My response is that in recent zombie stories, it does seem to be becoming more common for zombies to have 'residual skills', particularly in regard to habitual or subconscious activities. Both Shaun of the Dead and Romero's Land of the Dead used this idea.
However, I suspect they'd not be very good at choosing a floor. Or at remembering to get out when they got there.
So, tall buildings are probably pretty safe. So long as you remember to booby-trap the fire stairs.
The 1970s edition of Survivors may not be available in a form in which I can readily, er, consume it. BUT they've apparently recently remade it -- 2008-2010 -- and mirabile dictu, I already had it in my streaming-Netflix queue, based on its description (and its closed captioning!).
The runners, I think, are scarier than the stumblers -- the (first?) two 28 Days films were pretty good in that regard (and in some others, like the deserted-cities settings).
But with anything that moves so fast, it must burn out much more quickly, especially in the absence of fuel. (The hummingbird metaphor.) The relentlessness of stumblers would offer its own special sort of terror, I think. Espcially once the ammo ran out. (Because, really, eventually the survivors would just lose all enthusiasm for sledgehammer-or-bayonet-to-the-head combat, even against slow movers.) They're like debt-collection agencies.
We were thinking of "walking dead = doomed living," but I can understand the other point of view too. :)
We watched the first episode or two of Mad Men when it premiered, and then stopped. In fact, The Missus doesn't even remember having done so. But then, about 18 months or so ago, we for some reason decided to start going back to look at it again. We're hooked. We must've watched the first four seasons' episodes in about 2 months' time.
I've got the first season of The Wire on DVD; have heard many many good things about it. But still haven't opened the box!
You might like the HBO Deadwood series. Luck, you may have heard, has been canceled -- not because its ratings were lukewarm (although they were), but because three horses died during filming. Ewww.
(I wonder why no one has -- or have they? -- tinkered with the zombies-eat-only-people stereotype. A plague of vegan zombies might be worth a film.)

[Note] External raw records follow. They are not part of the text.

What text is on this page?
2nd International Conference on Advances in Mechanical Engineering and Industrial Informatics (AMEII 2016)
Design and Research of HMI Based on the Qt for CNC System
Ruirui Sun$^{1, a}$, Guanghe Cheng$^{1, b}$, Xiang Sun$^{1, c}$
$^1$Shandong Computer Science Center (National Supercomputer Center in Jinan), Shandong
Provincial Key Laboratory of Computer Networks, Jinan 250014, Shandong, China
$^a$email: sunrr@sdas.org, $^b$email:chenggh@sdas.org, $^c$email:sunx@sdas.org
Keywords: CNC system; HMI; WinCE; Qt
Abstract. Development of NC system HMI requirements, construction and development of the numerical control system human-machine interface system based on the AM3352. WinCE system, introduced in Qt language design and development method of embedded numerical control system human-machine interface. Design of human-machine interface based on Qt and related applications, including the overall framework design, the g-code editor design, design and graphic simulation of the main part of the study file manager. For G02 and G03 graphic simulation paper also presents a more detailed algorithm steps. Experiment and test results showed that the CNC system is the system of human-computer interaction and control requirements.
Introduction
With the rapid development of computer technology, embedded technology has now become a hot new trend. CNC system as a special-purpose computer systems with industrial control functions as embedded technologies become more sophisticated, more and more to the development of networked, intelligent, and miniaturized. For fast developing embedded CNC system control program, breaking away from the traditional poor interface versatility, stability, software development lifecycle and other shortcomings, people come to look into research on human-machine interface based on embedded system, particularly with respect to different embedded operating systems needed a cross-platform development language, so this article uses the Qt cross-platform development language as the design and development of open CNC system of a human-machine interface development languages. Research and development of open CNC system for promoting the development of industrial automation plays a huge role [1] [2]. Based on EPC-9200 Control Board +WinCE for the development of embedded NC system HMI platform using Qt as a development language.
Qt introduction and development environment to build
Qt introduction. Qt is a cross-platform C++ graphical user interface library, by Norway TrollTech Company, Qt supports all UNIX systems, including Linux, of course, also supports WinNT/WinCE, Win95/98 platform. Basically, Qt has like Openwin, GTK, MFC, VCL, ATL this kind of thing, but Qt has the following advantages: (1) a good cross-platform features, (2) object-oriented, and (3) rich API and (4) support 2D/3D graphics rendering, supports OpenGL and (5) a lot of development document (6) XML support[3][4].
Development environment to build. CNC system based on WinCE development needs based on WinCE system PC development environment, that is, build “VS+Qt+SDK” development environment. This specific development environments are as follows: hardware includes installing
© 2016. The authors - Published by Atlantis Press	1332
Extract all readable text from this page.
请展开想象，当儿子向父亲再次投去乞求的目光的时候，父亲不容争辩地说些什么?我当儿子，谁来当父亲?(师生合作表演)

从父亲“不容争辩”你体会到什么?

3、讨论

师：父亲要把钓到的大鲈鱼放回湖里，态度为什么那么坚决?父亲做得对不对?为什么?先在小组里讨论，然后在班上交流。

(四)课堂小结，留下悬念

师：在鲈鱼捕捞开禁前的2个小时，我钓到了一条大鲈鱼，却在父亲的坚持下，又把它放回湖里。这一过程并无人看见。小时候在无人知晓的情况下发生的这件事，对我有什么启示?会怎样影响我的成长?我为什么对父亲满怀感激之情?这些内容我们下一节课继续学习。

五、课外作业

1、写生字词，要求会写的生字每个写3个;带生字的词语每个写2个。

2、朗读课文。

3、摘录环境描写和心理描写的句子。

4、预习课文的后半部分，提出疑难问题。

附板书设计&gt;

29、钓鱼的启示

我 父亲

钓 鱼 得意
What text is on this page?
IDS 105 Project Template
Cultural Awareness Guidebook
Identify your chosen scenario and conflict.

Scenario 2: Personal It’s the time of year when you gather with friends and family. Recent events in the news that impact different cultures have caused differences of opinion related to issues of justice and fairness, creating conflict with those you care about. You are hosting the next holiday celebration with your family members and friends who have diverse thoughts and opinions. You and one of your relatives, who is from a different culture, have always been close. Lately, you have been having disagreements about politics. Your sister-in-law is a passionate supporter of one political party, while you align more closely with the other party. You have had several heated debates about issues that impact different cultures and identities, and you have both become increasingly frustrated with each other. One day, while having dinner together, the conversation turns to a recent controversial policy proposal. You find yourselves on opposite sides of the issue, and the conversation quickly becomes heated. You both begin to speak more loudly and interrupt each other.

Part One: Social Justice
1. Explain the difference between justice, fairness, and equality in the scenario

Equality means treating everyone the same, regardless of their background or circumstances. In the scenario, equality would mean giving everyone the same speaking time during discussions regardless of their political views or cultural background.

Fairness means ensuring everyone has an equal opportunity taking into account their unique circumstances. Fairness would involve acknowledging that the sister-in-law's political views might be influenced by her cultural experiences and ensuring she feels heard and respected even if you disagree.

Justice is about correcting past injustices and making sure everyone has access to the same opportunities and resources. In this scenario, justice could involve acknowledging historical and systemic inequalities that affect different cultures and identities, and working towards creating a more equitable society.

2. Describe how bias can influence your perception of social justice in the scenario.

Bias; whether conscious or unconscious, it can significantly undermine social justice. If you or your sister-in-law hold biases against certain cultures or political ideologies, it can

(And zombies are never satisfied, are they? They don't seem in any way revitalized by eating brains or other organs. No, they just start searching for more of same.)
A remake of Survivors? Sacrilege!
My discussions with The Choirboy moved on to the question, Can Zombies tweet?
It seems a suitably brainless activity for them. But presumably they don't have much to say. Probably only "BRAINS!!!" This would be an extremely popular message, endlessly re-tweeted. In fact, I suppose monitoring the number of zombie tweets might be a useful way of tracking the scale of the outbreak.